Éviter ces écueils suppose de traiter les médias traditionnels et les réseaux sociaux comme une seule communication cohérente : une même voix, des temporalités coordonnées, une complémentarité exploitée, sous un pilotage central. C’est cette articulation qui caractérise une communication de crise maîtrisée, à l’heure où la crise se joue simultanément sur les deux canaux.

FAQ — Articuler communication médiatique et réseaux sociaux

Pourquoi faut-il articuler médias traditionnels et réseaux sociaux en crise ? Parce qu’une crise se joue désormais simultanément sur les deux canaux, qui coexistent et s’influencent : ce qui se passe sur les réseaux peut gagner les médias, et inversement. Les traiter séparément ou de manière incohérente fragilise la communication. L’organisation doit reposer sur une stratégie unique, déclinée de manière cohérente sur les deux canaux, plutôt que sur deux communications séparées et non coordonnées.

Comment les réseaux sociaux et les médias traditionnels s’influencent-ils ? Ils s’alimentent mutuellement : un contenu viral sur les réseaux peut devenir un sujet de presse, et une couverture médiatique est reprise et amplifiée sur les réseaux. Cette circulation entre les canaux peut être très rapide. Une crise ne reste donc pas cantonnée à un seul terrain : elle circule entre réseaux et médias, qui se renforcent l’un l’autre. Anticiper et suivre cette circulation fait partie de la gestion de crise.

Comment assurer la cohérence entre ce qu’on dit à la presse et sur les réseaux ? En tenant une seule voix : l’organisation doit dire la même chose sur les deux canaux. La cohérence ne signifie pas l’uniformité — les messages peuvent être adaptés au ton et au format de chaque canal — mais le fond doit être aligné. Une incohérence entre ce qui est dit à la presse et ce qui est publié sur les réseaux serait immédiatement repérée et fragiliserait la crédibilité. Un pilotage central garantit cet alignement.

Quelle différence avec la coordination des messages internes et externes ? Ce sont deux axes de coordination différents. La coordination interne/externe concerne l’axe des publics : l’intérieur (salariés) et l’extérieur. L’articulation médias/réseaux concerne l’axe des canaux externes : la presse traditionnelle et les plateformes sociales. Les deux logiques se complètent : il faut à la fois coordonner ce qu’on dit à l’intérieur et à l’extérieur, et coordonner ce qu’on dit dans les médias et sur les réseaux.

Comment coordonner les temporalités différentes des deux canaux ? En tenant compte de ce que les réseaux sociaux fonctionnent en temps réel et en continu, tandis que les médias traditionnels ont leur propre rythme. Il faut réagir vite sur les réseaux sans négliger les médias, synchroniser la déclinaison d’une communication sur les différents canaux pour éviter les décalages, et anticiper qu’un message sur un canal sera rapidement repris sur l’autre. Tenir ces deux tempos à la fois est un défi propre à la combinaison des canaux.

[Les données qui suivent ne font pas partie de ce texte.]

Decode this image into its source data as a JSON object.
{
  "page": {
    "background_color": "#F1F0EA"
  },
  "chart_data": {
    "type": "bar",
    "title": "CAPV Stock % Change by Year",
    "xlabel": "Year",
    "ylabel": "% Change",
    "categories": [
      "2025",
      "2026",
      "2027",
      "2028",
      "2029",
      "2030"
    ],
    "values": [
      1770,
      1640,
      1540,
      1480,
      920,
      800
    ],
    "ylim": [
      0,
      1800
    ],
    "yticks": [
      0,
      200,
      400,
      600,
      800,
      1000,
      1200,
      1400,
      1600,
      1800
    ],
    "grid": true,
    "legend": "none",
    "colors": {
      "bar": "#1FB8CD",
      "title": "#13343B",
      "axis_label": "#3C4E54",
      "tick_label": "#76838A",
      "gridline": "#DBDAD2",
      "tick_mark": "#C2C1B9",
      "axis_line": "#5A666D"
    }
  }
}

Comment tirer parti de la complémentarité des deux canaux ? En utilisant chaque canal pour ce qu’il fait le mieux : les réseaux sociaux pour une communication directe, rapide et conversationnelle, au plus près du public ; les médias traditionnels pour la crédibilité, la portée et la profondeur. Combiner les approches — une déclaration directe sur les réseaux, une interview ou un communiqué pour les médias — dans une stratégie unique permet d’atteindre des publics différents et de renforcer le message en combinant les forces de chaque canal.